The flowers of the white-veined pipevine, Aristolochia fimbriata, resemble some strange sea creature with an array of tentacles surrounding a rugose head and dark maw. The “mouth” won’t consume anything larger than the small flies that it attracts as pollinators, but the flowers aren’t the only thing about this plant that is vaguely Lovecraftian. A. fimbriata is also a host plant for the sinister, spiky caterpillars of the Pipevine swallowtail butterfly (Battus philenor).
It has been suggested  that pipevine swallowtail caterpillars mimic tropical Onychophorans (velvet worms), and the two horns do give it vague resemblance. I’m not sure the theory makes sense, though. The caterpillars’ diet of toxic Aristolochia leaves probably makes them less palatable than the velvet worms they are supposedly mimicking for protection, and some other caterpillars that feed on toxic plants (e.g. Monarch and Gulf Fritillary larvae) also have spikes or tendrils as part of their warning to predators.
The heart shaped leaves that the caterpillars feed on are as beautiful as the flowers are weird:
Many Aristolochia species are large, climbing vines, but the stems of A. fimbriata stay small, no more than a foot or two long, and instead of twining, they creep along the ground around other garden plants. This is a plant that plays well with others.
Seed production is quite prolific in my garden, and in some flowerbeds the plants have started to form a very pretty summer ground-cover. Nevertheless, A. fimbriata doesn’t seem to be an invasive species; the seedlings surround the original mother plants and haven’t spread to other parts of the garden. And in any case, biological control comes on blue and black swallow-tailed wings.
A. fimbriata is a subtropical species native to southern Brazil, Bolivia, Paraguay, Uruguay, and Argentina. Its foliage turns to mush at the first frost, but the tuberous roots are completely hardy here in the piedmont. Seed also overwinters in the mulch of my flowerbeds and sprouts in the spring.

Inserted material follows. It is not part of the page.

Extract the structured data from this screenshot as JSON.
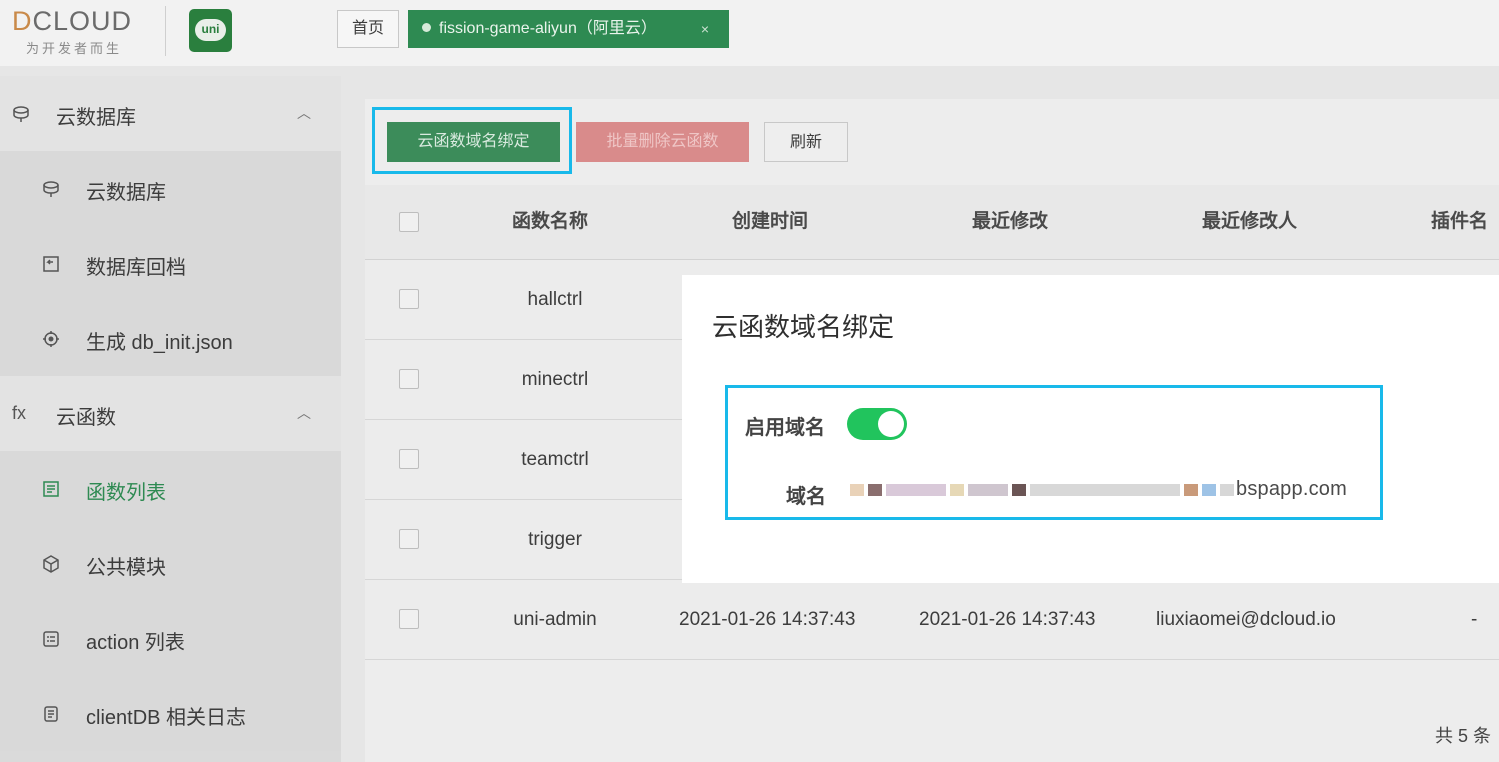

The butterflies arrived early this year, and the first crop of caterpillars have reduced many plants to stubs. Now, there are chrysalids scattered around the garden. When ready to metamorphose, the caterpillars will travel a considerable distance to find a good spot:
The butterflies will probably emerge and lay the next generation of eggs just about the time the foliage starts to look good again, but hosting such beautiful insects in the garden is well worth a little leaf damage.